The news that IRS officials were subjecting Tea Party groups applying for tax exempt status to extra scrutiny is genuinely disturbing. For those on the left who disagree, imagine President Bush’s IRS investigating liberal groups in the run-up to the 2004 election. This should be investigated, and lessons should be learned to stop this from happening in the future.
The groups in question were applying for a particular kind of tax exempt status under section 501(c)(4) of the tax code. This is not the designation used by charities, which come under section 501(c)(3). The key difference is that donations to 501(c)(3) charities are tax deductible for the donor, but donations to 501(c)(4) groups are not.
Groups organized under section 501(c)(4) are not allowed to be primarily political. The problem is that IRS regulators do not have a clear definition of what that means. Leaving regulators to enforce the current vague rules sets them up for this kind of scandal, as they try to figure it out for themselves.

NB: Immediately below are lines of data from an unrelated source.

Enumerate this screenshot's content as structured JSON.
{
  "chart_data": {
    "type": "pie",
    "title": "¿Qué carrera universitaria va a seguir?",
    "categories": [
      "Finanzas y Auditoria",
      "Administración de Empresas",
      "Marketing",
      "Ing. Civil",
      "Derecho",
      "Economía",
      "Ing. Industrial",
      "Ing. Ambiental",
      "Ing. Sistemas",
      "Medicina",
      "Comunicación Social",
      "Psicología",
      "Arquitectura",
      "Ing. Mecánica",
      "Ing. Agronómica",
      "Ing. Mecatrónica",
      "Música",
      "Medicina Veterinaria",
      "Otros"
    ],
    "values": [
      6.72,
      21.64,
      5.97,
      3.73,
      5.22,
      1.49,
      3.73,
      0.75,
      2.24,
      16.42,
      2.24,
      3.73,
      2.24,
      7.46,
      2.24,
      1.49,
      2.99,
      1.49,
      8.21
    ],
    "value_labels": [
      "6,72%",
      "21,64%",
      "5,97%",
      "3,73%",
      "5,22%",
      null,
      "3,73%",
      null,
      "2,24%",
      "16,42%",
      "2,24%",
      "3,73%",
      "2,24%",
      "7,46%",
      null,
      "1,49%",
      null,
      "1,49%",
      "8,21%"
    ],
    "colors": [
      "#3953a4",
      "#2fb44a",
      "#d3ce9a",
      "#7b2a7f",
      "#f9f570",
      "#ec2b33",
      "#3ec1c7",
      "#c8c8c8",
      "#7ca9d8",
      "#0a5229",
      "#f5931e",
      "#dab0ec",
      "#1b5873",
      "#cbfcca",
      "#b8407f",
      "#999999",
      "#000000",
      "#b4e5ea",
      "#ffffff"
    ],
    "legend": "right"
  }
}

The IRS needs to develop a clear test for political activity. This would make enforcing the law a simple matter of calling balls and strikes for the regulators. There are well-established and transparent procedures for agency rule-making, which involve a draft notice of the potential rule, followed by a comment period where the public has a chance to read the proposal and weigh in with concerns. The agency considers those comments and makes revisions as necessary before issuing the final rule. As the improper targeting of Tea Party groups by the IRS is investigated, developing a better rule for political activity should be considered as a way to ensure this doesn’t happen in the future.